Selon l'analyse de McKinsey, au quel Monde maritime exclusivement convenu, il reste pratiquement impossible de déterminer quand la chaîne d'approvisionnement se « normalisera ». Plutôt que de revenir au statu quo d'avant la pandémie, il s'agirait de trouver un nouvel équilibre opérationnel ayant la flexibilité de s'adapter aux événements perturbateurs, permettant de poursuivre les opérations sans conséquences majeures telles que l'encombrement des ports, la pénurie de conteneurs, le manque d'espaces disponibles ou des hausses de taux incroyables.

Le consultant propose quatre scénarios de « normalisation » possibles, basés sur les conditions perturbatrices actuelles. Mais, d'abord, il est essentiel de comprendre le contexte actuel, tiré par la continuité de la demande des consommateurs en raison de la reprise économique et de l'augmentation du pouvoir d'achat. A cela s'ajoute la capacité logistique, de pair avec un volume de capacité océanique plus important combiné à une plus grande disponibilité d'équipements terrestres, c'est-à-dire une capacité plus efficace : chauffeurs, matériel de chargement/déchargement, camions, débardeurs, entrepôts, etc.

Quatre scénarios

Les tendances de la demande de logistique de fret conteneurisé peuvent conduire à quatre résultats possibles, comme proposé McKinsey.
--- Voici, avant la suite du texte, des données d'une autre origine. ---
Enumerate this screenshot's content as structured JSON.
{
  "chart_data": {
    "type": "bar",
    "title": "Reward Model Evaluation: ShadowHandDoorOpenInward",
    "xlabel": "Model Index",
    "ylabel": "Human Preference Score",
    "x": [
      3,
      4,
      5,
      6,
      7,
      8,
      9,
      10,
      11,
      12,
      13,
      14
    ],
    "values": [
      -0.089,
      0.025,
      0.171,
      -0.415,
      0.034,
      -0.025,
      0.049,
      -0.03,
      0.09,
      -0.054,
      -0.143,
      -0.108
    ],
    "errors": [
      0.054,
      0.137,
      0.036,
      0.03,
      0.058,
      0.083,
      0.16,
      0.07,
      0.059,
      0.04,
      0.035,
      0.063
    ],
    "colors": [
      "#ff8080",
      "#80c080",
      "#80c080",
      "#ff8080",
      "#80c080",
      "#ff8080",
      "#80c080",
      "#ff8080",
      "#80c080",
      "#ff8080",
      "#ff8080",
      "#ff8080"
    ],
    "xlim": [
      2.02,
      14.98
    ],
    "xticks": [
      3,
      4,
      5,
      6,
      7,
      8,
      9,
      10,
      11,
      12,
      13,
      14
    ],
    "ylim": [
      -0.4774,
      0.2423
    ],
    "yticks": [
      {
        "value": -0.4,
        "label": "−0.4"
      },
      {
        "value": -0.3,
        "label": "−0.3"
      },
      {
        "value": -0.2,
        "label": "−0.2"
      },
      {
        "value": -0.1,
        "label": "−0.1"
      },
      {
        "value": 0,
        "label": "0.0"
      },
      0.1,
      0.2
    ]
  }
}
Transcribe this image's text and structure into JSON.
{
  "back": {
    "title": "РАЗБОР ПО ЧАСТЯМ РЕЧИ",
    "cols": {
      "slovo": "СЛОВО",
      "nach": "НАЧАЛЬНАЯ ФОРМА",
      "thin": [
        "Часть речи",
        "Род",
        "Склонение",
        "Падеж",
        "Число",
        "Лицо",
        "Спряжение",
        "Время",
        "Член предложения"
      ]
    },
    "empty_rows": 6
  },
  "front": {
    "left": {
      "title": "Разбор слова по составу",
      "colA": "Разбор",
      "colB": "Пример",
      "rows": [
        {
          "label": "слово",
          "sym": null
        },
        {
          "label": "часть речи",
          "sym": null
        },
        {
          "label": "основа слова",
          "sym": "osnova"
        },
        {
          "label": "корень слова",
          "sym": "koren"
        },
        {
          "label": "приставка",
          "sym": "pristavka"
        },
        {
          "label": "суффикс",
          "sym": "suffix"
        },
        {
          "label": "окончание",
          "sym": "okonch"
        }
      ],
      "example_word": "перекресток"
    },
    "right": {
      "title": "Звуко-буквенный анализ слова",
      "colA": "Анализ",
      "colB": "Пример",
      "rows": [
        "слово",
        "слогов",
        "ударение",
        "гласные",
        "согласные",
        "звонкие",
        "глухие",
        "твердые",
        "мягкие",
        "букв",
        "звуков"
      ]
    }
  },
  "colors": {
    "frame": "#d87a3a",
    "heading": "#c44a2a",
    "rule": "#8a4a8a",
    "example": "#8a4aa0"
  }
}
Le premier d'entre eux est une reprise rapide aux niveaux pré-pandémiques de 2019. Cet objectif serait atteint grâce à des interventions gouvernementales réussies, de meilleures conditions de travail et une plus grande coordination entre les parties prenantes de la chaîne de valeur. Pour y parvenir, il devrait également y avoir une baisse de la demande aux niveaux de 2019.

Le deuxième résultat possible indique que les conditions actuelles du marché poursuivent leur cours, atteignant une normalisation de la capacité d'ici le troisième trimestre 3, où les tarifs restent à des niveaux supérieurs de 2023 % aux moyennes de 25. Dans ce scénario, les interventions des régulateurs, des ports et des chemins de fer les lignes créent des conditions de relief et une plus grande capacité océanique devient disponible. La demande continue de croître modestement et la congestion portuaire commence à diminuer.

Le troisième scénario propose une reprise plus lente vers le premier trimestre 1, et où les tarifs restent supérieurs de 2024 % aux moyennes de 50. Les conditions de soulagement du marché sont marginales et aucune amélioration substantielle n'est réalisée dans l'augmentation de la capacité du système. La demande reste plus ou moins la même et la congestion portuaire commence à s'atténuer, ne manifestant une crise que face à des événements perturbateurs spécifiques.

La quatrième proposition est la moins optimiste de toutes. Les conditions actuelles de pénurie de capacité se prolongent jusqu'en 2024 et les efforts pour améliorer la fluidité portuaire échouent, où les équipes logistiques sont confrontées à une série d'obstacles et où la capacité à bord reste compromise. La demande d'importation continue de croître modestement et les retards de transport persistent. A ce stade, la congestion portuaire est chronique et les armateurs adoptent des stratégies pour optimiser les longues attentes dans les ports.

renforcer la résilience 

On a beaucoup parlé de l'importance de développer la résilience, et au vu des scénarios décrits, voire pires dans les plus optimistes, il est important de définir ce qui constitue la résilience. Il n'y a pas de recette exacte du succès, car cela dépendra des besoins de chaque chargeur, mais la vérité est qu'une partie de cette résilience se construit avec l'incorporation d'alternatives : les fournisseurs, les ports, les itinéraires et même la conception de leurs produits et leur emballage, pour optimiser le volume de chargement. Quelle que soit la solution, il appartient à chacun d'entre nous de trouver cet équilibre parfait.